Les rescapés sous pression : un sursis fragile
Tous les partis ne sont pas logés à la même enseigne. Sur les 75 formations autorisées à poursuivre leurs activités sans restriction, une poignée bénéficie d’un statut privilégié. D’autres, comme celui d’une figure emblématique de l’opposition, ont obtenu un feu vert… mais avec une condition : organiser un congrès dans les 45 prochains jours. Un ultimatum qui sonne comme un test de loyauté.
Quatre autres partis, eux, sont placés sous observation. Une épée de Damoclès qui plane au-dessus de leurs têtes, laissant peu de place à la contestation. Cette stratégie de contrôle serré semble dessiner un paysage politique taillé sur mesure pour les ambitions de la junte.
Un climat de répression grandissant
Ces décisions ne tombent pas dans un vide. Depuis le coup d’État de 2021, le régime militaire a multiplié les mesures autoritaires. Disparitions d’opposants, restrictions des libertés d’expression, interdictions de manifestations : la liste est longue. Cette vague de suspensions et de dissolutions s’inscrit dans une logique de mainmise totale sur le pouvoir.
Un observateur confie : « On assiste à une chasse aux sorcières déguisée en opération administrative. »
Difficile de ne pas y voir une tentative d’étouffer toute forme de dissidence avant une échéance électorale cruciale, promise pour 2025 par le chef de la junte dans ses vœux de Nouvel An.
2025 : l’année de tous les espoirs… ou de toutes les illusions ?
Initialement, la junte s’était engagée à rendre le pouvoir aux civils avant fin 2024, sous la pression de la communauté internationale. Un engagement vite oublié. Aujourd’hui, le discours a changé : 2025 est présentée comme une « année électorale décisive » pour rétablir l’ordre constitutionnel. Mais avec une opposition décimée et un contrôle renforcé, peut-on encore croire à une transition démocratique sincère ?

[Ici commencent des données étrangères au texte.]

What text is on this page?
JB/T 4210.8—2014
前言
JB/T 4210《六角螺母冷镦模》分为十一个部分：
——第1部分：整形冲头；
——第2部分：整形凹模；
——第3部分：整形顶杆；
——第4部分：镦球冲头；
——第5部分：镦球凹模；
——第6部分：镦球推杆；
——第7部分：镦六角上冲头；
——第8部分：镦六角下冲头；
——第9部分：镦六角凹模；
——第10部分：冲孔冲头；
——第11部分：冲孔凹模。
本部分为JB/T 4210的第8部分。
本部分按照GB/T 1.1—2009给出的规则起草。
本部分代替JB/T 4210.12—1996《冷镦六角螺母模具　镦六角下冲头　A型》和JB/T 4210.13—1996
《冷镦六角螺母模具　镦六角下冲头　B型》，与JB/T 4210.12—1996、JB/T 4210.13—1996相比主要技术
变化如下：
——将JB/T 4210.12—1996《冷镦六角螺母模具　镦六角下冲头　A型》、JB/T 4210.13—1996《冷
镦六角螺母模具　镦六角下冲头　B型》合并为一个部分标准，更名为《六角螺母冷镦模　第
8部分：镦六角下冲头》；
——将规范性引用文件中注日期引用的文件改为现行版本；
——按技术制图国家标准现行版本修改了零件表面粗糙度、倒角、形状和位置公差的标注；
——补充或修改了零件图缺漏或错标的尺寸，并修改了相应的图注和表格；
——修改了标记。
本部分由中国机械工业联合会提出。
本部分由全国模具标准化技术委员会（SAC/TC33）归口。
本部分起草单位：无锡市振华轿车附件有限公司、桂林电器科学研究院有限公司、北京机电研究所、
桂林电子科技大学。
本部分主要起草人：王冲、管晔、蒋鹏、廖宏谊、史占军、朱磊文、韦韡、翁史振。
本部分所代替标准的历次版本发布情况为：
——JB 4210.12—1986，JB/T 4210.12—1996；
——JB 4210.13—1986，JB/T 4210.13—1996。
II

Situation | Nombre de partis | Conséquences |
Suspendus | 28 | Inactifs pour 3 mois |
Dissous | 27 | Disparition définitive |
Sous observation | 4 | Risque de sanctions |
Ce tableau illustre l’ampleur de la purge. Plus de la moitié des partis politiques guinéens sont aujourd’hui neutralisés ou menacés. Une situation qui interroge sur la capacité du pays à organiser des élections libres et transparentes.
Une opposition en sursis : quel avenir ?
Pour les partis encore en lice, la marge de manœuvre est étroite. Ceux qui ont échappé à la dissolution ou à la suspension savent qu’ils marchent sur des œufs. Organiser un congrès en 45 jours, dans un climat de peur et de répression, relève du défi. Quant aux leaders exilés, leur retour semble plus hypothétique que jamais.
Pourtant, l’opposition reste un symbole fort. Certains observateurs estiment que cette pression pourrait galvaniser les résistances, voire pousser à une mobilisation populaire. Mais sans structure politique solide, cette énergie risque de s’épuiser rapidement.
La junte face à la communauté internationale
La communauté internationale, qui avait exigé un calendrier clair pour la transition, observe ces développements avec inquiétude. Les sanctions, pour l’instant timides, pourraient se durcir si la junte persiste dans cette voie autoritaire. Mais le régime militaire, fort de son contrôle interne, semble prêt à jouer la carte de la defiance.
D’après une source proche des discussions diplomatiques, « la junte mise sur le fait que l’attention internationale se détournera vite ». Un pari risqué, mais qui pourrait fonctionner si aucune pression concrète n’est exercée.
Et après ? Les scénarios possibles
Alors, que réserve l’avenir à la Guinée ? Plusieurs hypothèses se dessinent :
- Verrouillage total : la junte élimine toute opposition et impose un régime durable.
- Résistance populaire : les citoyens se mobilisent malgré les risques.
- Compromis forcé : la pression internationale oblige à un semblant de transition.
Chaque scénario a ses partisans et ses détracteurs. Une chose est sûre : les prochains mois seront décisifs pour comprendre les véritables intentions du pouvoir en place.
En attendant, la Guinée retient son souffle. Entre espoirs déçus et craintes d’un avenir incertain, le pays se trouve à un carrefour historique. La junte joue-t-elle simplement la montre, ou prépare-t-elle un coup encore plus audacieux ? L’histoire nous le dira.